Yeah, she laughed. Uh, huh, so hard she had to hang onto the gate. ’Course, I stopped ’cause I looked like such a idiot—and wouldn’t you know it, one of them danged dogs latched on to my foot, and I now I was hopping around swinging a little dumb dog and yelling like a panther had a-holt of me. Shoot, I finally got that dog to turn loose, and then suddenly I remembered something: Dogs are scared of a rolled-up paper.
Boy, I grabbed one of the papers out of my bag, rolled it up, and scattered dogs like nothing you’ve ever seen.
“Ahaaa! Take that that you sorry little dogs! Whoooo! Get ’em!"
I swung that rolled-up paper around and then finally I chased the whole lot back down the street, swatting at dogs right and left.
Well, evidently, that was another dumb move ’cause Rosalie started yelling at me for beating up on a bunch of poor little dogs.
“Richard, you made that tiny little dog whine! You should be ashamed of yourself!”
“ Rosalie, those dogs bit me four times and nearly brought blood.”
“A 13-year-old boy picking on little dogs! You are a bad person!” And with that Rosalie turned up her nose and walked back into her house.

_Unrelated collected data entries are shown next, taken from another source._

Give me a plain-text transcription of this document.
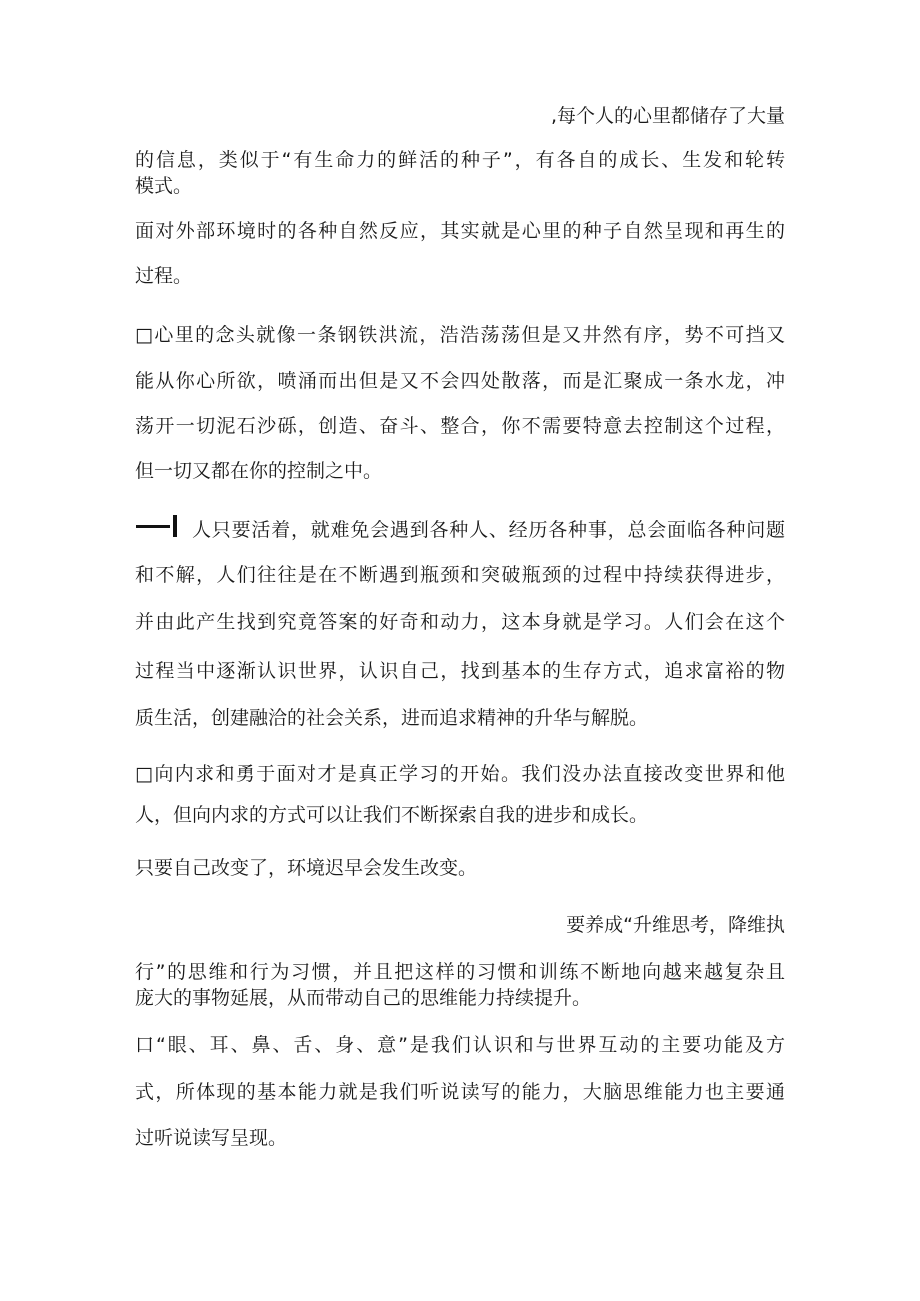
,每个人的心里都储存了大量
的信息，类似于“有生命力的鲜活的种子”，有各自的成长、生发和轮转
模式。
面对外部环境时的各种自然反应，其实就是心里的种子自然呈现和再生的
过程。
□心里的念头就像一条钢铁洪流，浩浩荡荡但是又井然有序，势不可挡又
能从你心所欲，喷涌而出但是又不会四处散落，而是汇聚成一条水龙，冲
荡开一切泥石沙砾，创造、奋斗、整合，你不需要特意去控制这个过程，
但一切又都在你的控制之中。
人只要活着，就难免会遇到各种人、经历各种事，总会面临各种问题
和不解，人们往往是在不断遇到瓶颈和突破瓶颈的过程中持续获得进步，
并由此产生找到究竟答案的好奇和动力，这本身就是学习。人们会在这个
过程当中逐渐认识世界，认识自己，找到基本的生存方式，追求富裕的物
质生活，创建融洽的社会关系，进而追求精神的升华与解脱。
□向内求和勇于面对才是真正学习的开始。我们没办法直接改变世界和他
人，但向内求的方式可以让我们不断探索自我的进步和成长。
只要自己改变了，环境迟早会发生改变。
要养成“升维思考，降维执
行”的思维和行为习惯，并且把这样的习惯和训练不断地向越来越复杂且
庞大的事物延展，从而带动自己的思维能力持续提升。
口“眼、耳、鼻、舌、身、意”是我们认识和与世界互动的主要功能及方
式，所体现的基本能力就是我们听说读写的能力，大脑思维能力也主要通
过听说读写呈现。
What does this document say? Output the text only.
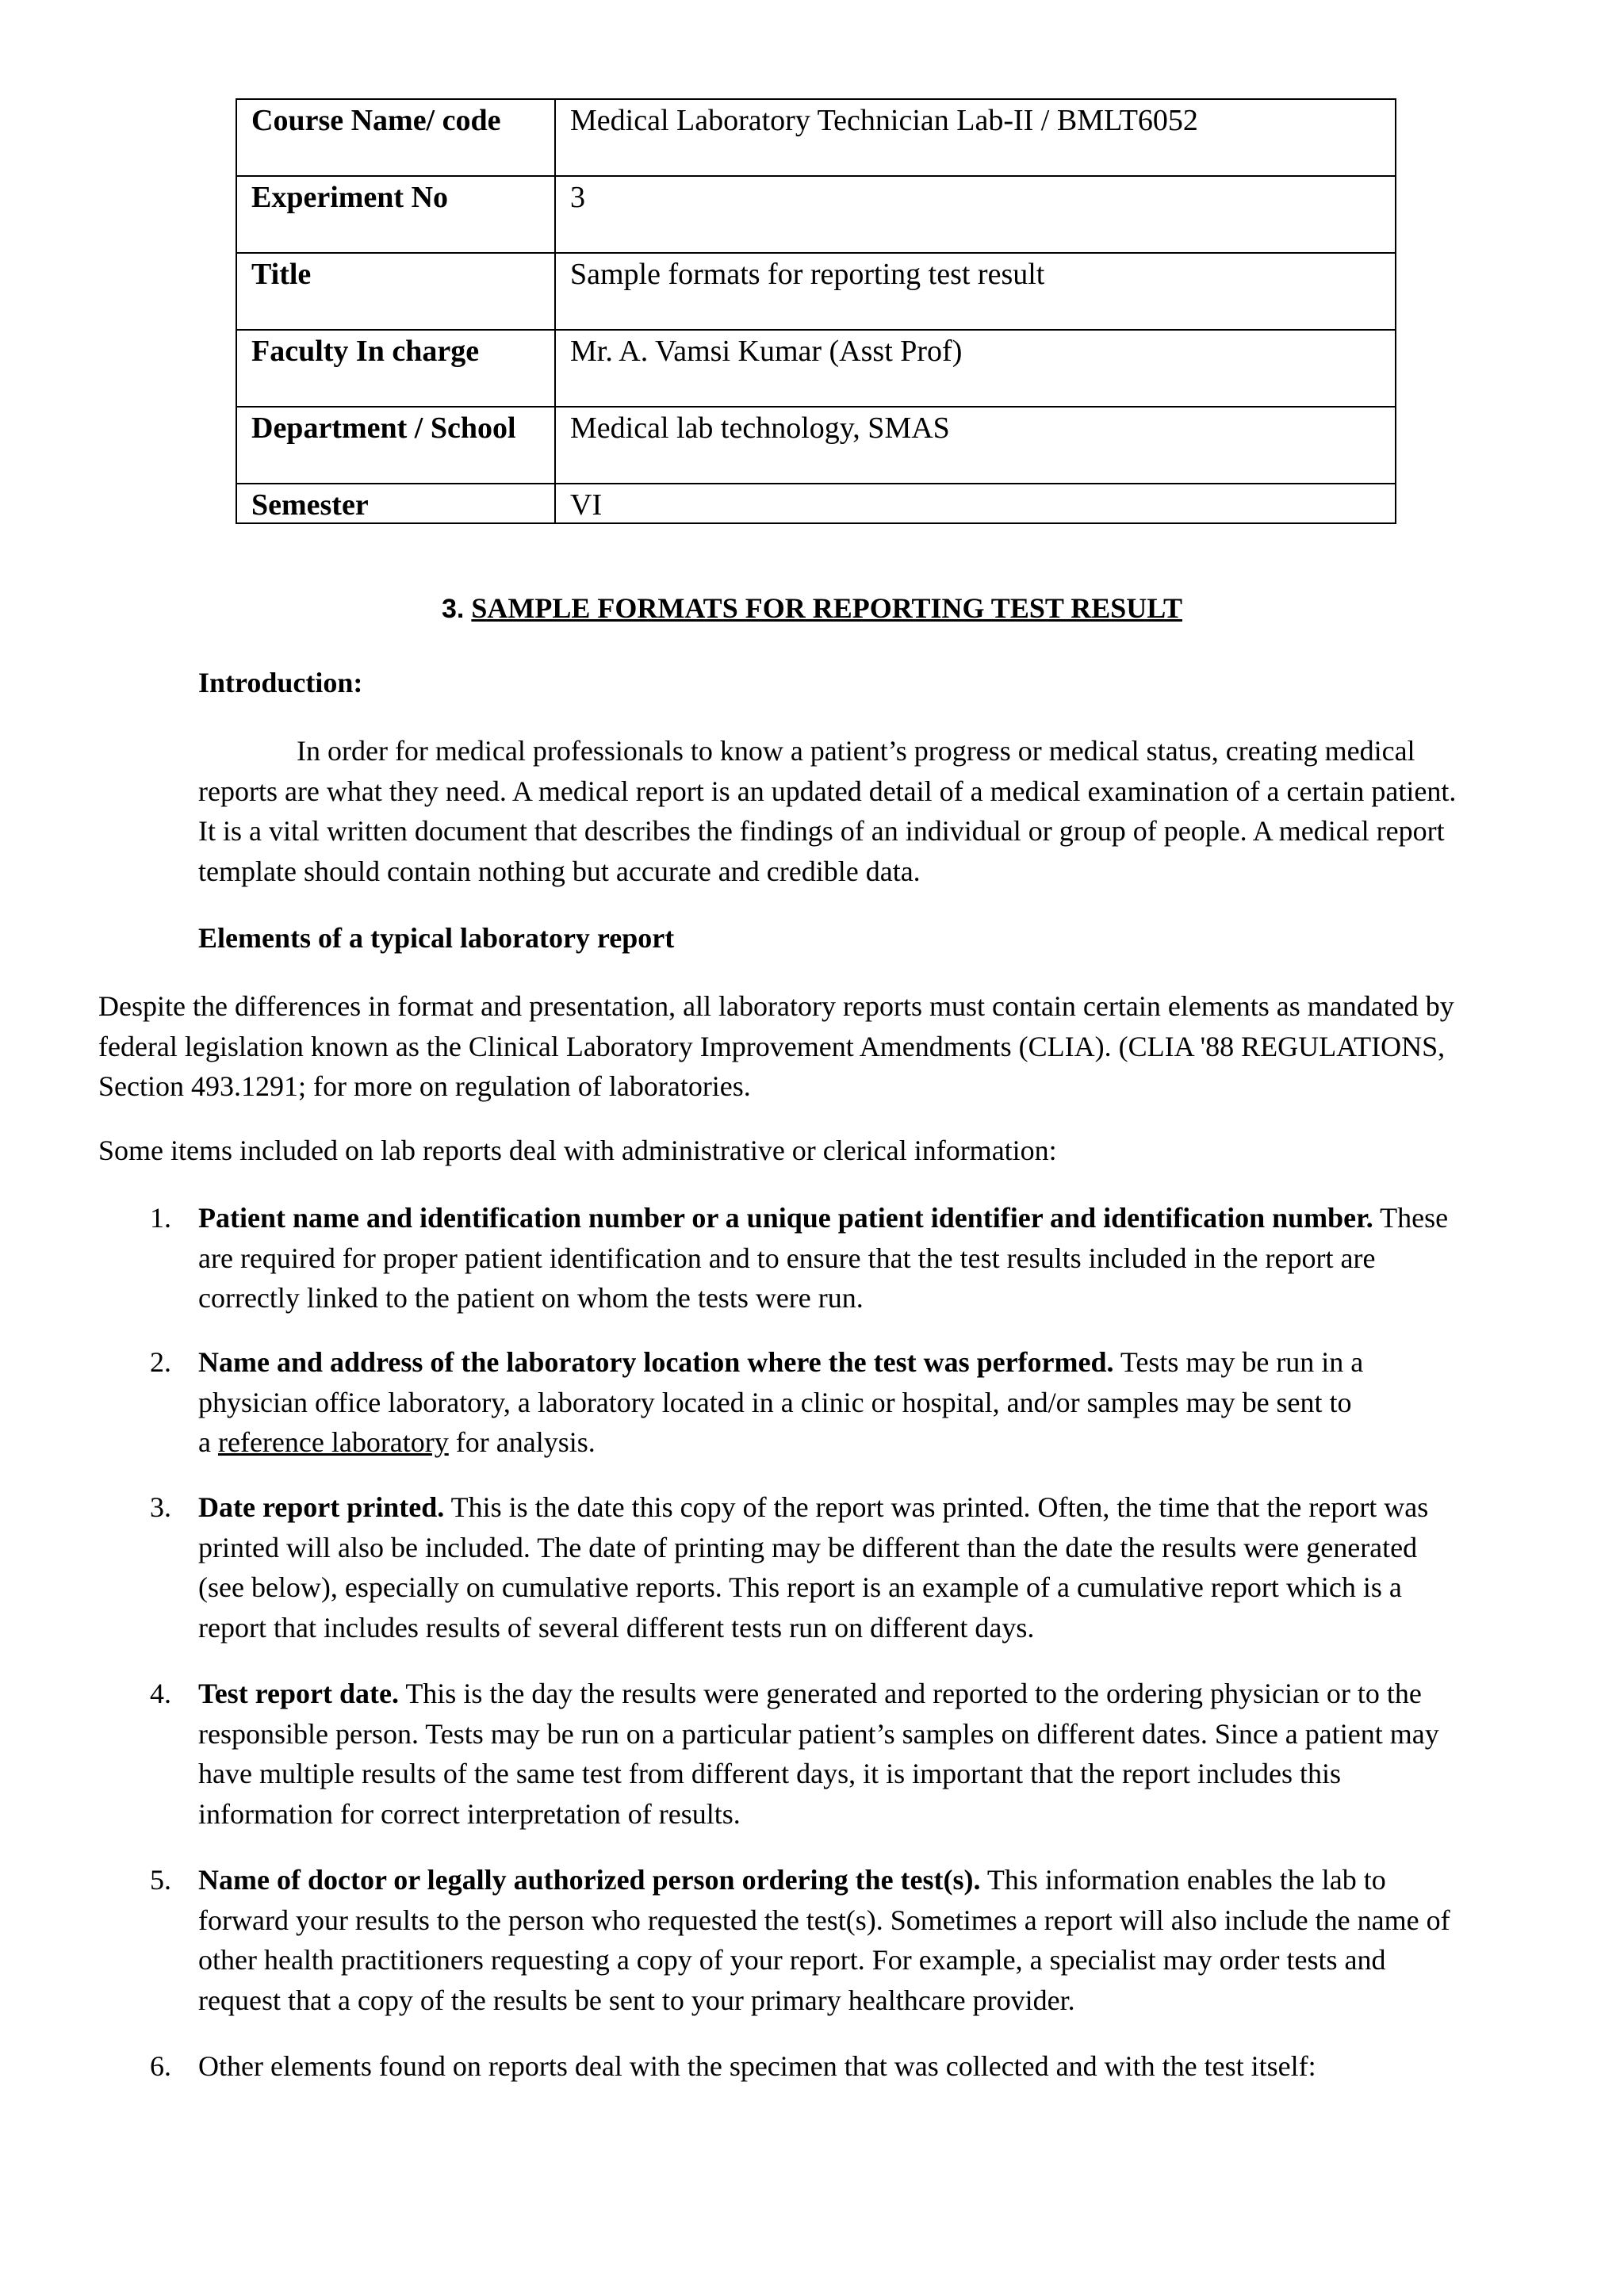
Course Name/ code	Medical Laboratory Technician Lab-II / BMLT6052
Experiment No	3
Title	Sample formats for reporting test result
Faculty In charge	Mr. A. Vamsi Kumar (Asst Prof)
Department / School	Medical lab technology, SMAS
Semester	VI
3. SAMPLE FORMATS FOR REPORTING TEST RESULT
Introduction:
In order for medical professionals to know a patient’s progress or medical status, creating medical
reports are what they need. A medical report is an updated detail of a medical examination of a certain patient.
It is a vital written document that describes the findings of an individual or group of people. A medical report
template should contain nothing but accurate and credible data.
Elements of a typical laboratory report
Despite the differences in format and presentation, all laboratory reports must contain certain elements as mandated by
federal legislation known as the Clinical Laboratory Improvement Amendments (CLIA). (CLIA '88 REGULATIONS,
Section 493.1291; for more on regulation of laboratories.
Some items included on lab reports deal with administrative or clerical information:
1. Patient name and identification number or a unique patient identifier and identification number. These
are required for proper patient identification and to ensure that the test results included in the report are
correctly linked to the patient on whom the tests were run.
2. Name and address of the laboratory location where the test was performed. Tests may be run in a
physician office laboratory, a laboratory located in a clinic or hospital, and/or samples may be sent to
a reference laboratory for analysis.
3. Date report printed. This is the date this copy of the report was printed. Often, the time that the report was
printed will also be included. The date of printing may be different than the date the results were generated
(see below), especially on cumulative reports. This report is an example of a cumulative report which is a
report that includes results of several different tests run on different days.
4. Test report date. This is the day the results were generated and reported to the ordering physician or to the
responsible person. Tests may be run on a particular patient’s samples on different dates. Since a patient may
have multiple results of the same test from different days, it is important that the report includes this
information for correct interpretation of results.
5. Name of doctor or legally authorized person ordering the test(s). This information enables the lab to
forward your results to the person who requested the test(s). Sometimes a report will also include the name of
other health practitioners requesting a copy of your report. For example, a specialist may order tests and
request that a copy of the results be sent to your primary healthcare provider.
6. Other elements found on reports deal with the specimen that was collected and with the test itself:
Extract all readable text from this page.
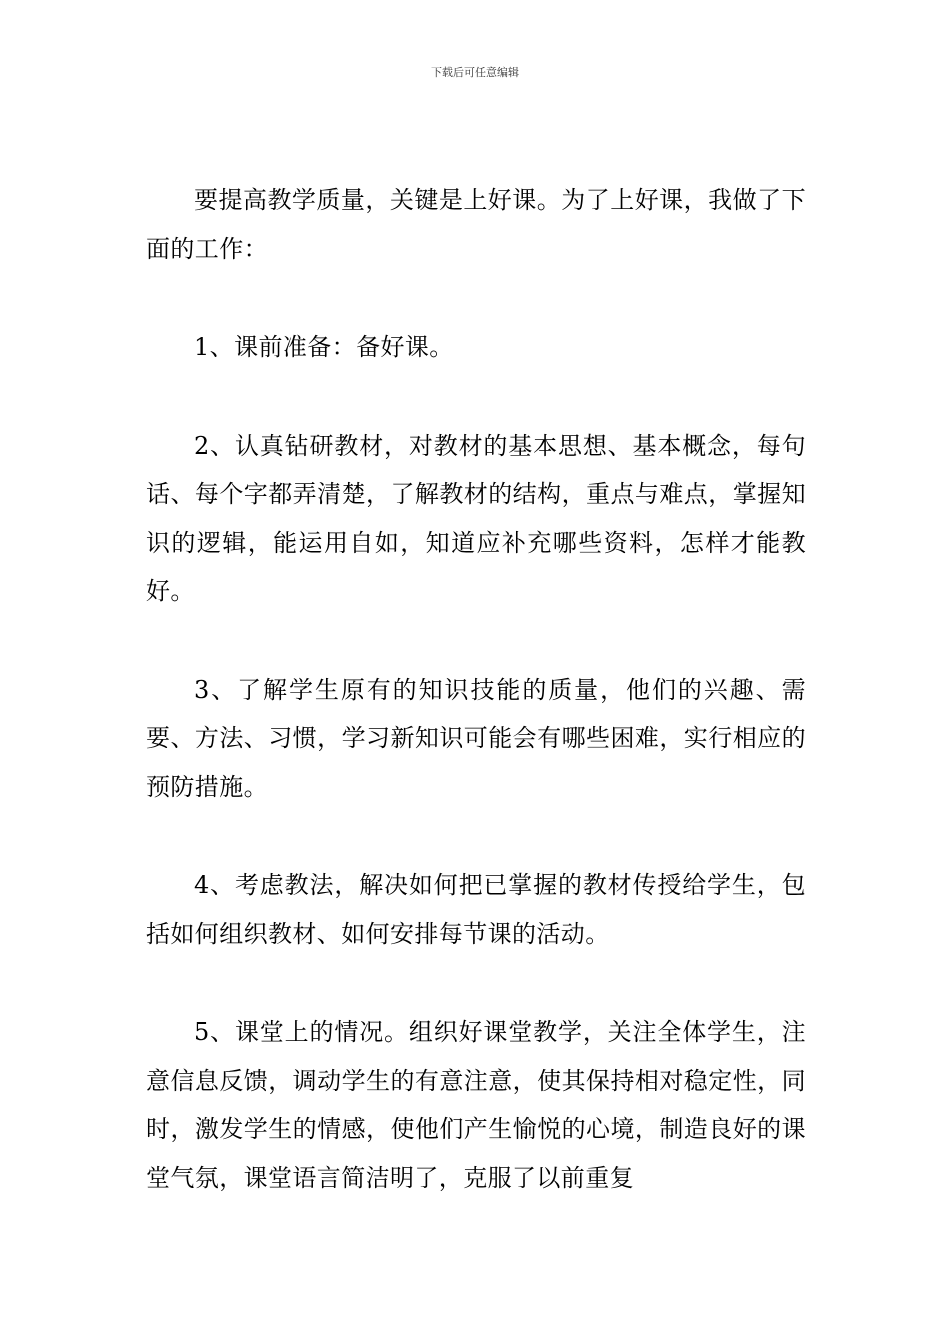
下载后可任意编辑

要提高教学质量，关键是上好课。为了上好课，我做了下面的工作：

1、课前准备：备好课。

2、认真钻研教材，对教材的基本思想、基本概念，每句话、每个字都弄清楚，了解教材的结构，重点与难点，掌握知识的逻辑，能运用自如，知道应补充哪些资料，怎样才能教好。

3、了解学生原有的知识技能的质量，他们的兴趣、需要、方法、习惯，学习新知识可能会有哪些困难，实行相应的预防措施。

4、考虑教法，解决如何把已掌握的教材传授给学生，包括如何组织教材、如何安排每节课的活动。

5、课堂上的情况。组织好课堂教学，关注全体学生，注意信息反馈，调动学生的有意注意，使其保持相对稳定性，同时，激发学生的情感，使他们产生愉悦的心境，制造良好的课堂气氛，课堂语言简洁明了，克服了以前重复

And you know something? She actually really did turn up her nose.
See, I told y’all that paperboys have some bad stuff happen, but that wasn’t near all of the Chihuahua problem. After those sorry dogs figured out how to get under the gate, they were there every morning, and it was like running down a nipping, biting sidewalk. And the more I got after them the more they went after me.
I had to do something, but outside of murder, I couldn’t think of a thing.